Netflix's One Piece Season 3 Is Avoiding House Of The Dragon's Biggest Problem
We already knew Netflix's live-action TV adaptation of Eiichiro Oda's "One Piece" manga would get a third season and adapt the popular Alabasta arc. Now, however, we know season 3 will arrive much sooner than expected.
Netflix has announced that "One Piece: The Battle of Alabasta" will debut in 2027, a mere year after season 2, "Into the Grand Line," premiered. As the title suggests, the show's third season will focus on Monkey D. Luffy (Iñaki Godoy) and the Straw Hat Crew attempting to help Princess Vivi (Charithra Chandran) stop a war that threatens to destroy the desert kingdom of Alabasta. But before they do, they will have to defeat the rest of Baroque Works, including their sinister and ruthless leader, Sir Crocodile (Joe Manganiello.)
This is incredibly exciting news, as it means the wait for "One Piece" season 3 will be half of that between seasons 1 and 2. It's also impressive considering the series is only expanding in scope with each season, introducing more factions, characters, and locations.

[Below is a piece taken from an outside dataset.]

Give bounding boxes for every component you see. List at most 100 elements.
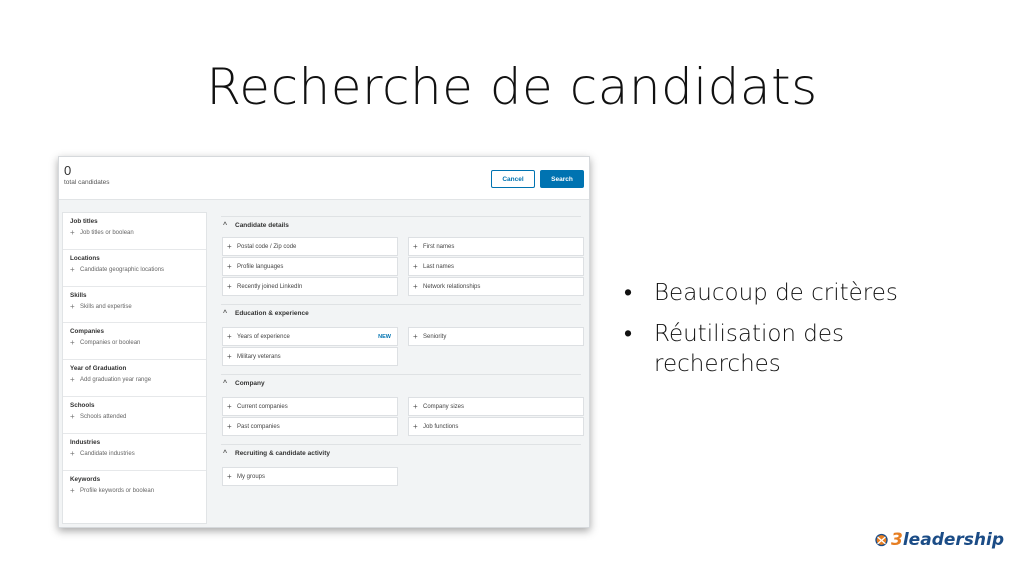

Most of all, this comes as a relief in the era of extremely long waits between seasons of streaming shows. To be sure, having to wait more than a year between seasons is one of the worst things about modern television. Likewise, the longer a new season takes to premiere, the more it tends to hurt the series.
Think of "Stranger Things" taking so long to wrap up that its main stars had become adults by the time its finale arrived. Similarly, "House of the Dragon" has killed its momentum with its prolonged breaks between seasons, and it's become the show's biggest problem by far. By delivering a fresh story every year, though, "One Piece" will avoid falling into the same trap as HBO's costly "Game of Thrones" spin-off.
One Piece is becoming the next big fantasy TV franchise
There's been a lot of talk about the next big fantasy TV franchise ever since "Game of Thrones" ended. We've seen small screen adaptations of popular book series come and go without making much of an impact, like "Wheel of Time" and "Shadow and Bone." We've even seen HBO expand its George R. R. Martin adaptations into a proper shared universe, only to fumble things with a mediocre second season of "House of the Dragon" and an extremely long wait between its seasons. Even Prime Video's "The Lord of the Rings: The Rings of Power" has struggled to make waves the way the previous "Lord of the Rings" movies did (and I say that as a fan).
That makes it all the more incredible that "One Piece" has become such a success. It is, after all, a live-action adaptation of a manga/anime, which historically haven't been very well received. Not only that, but Eiichiro Oda's source material is also quite difficult to translate into live-action, seeing as it features everything from giant whales with tragic backstories (read: Laboon) to talking reindeer doctors, giants, and ridiculous powers like the ability to turn oneself into a jacket. "One Piece" is an epic journey set in a vast world, that's for sure, but it's still deeply silly and cartoony — not exactly qualities often found in prestige TV shows.
Again, that makes the series' popularity surprising but welcome. The setting of "One Piece" is huge, with countless side characters, a mythology spanning millennia, and a main storyline long enough to sustain decades of live-action TV. The question now is: Just how far will Netflix's adaptation go?
To reiterate, "One Piece: The Battle of Alabasta" will set sail in 2027.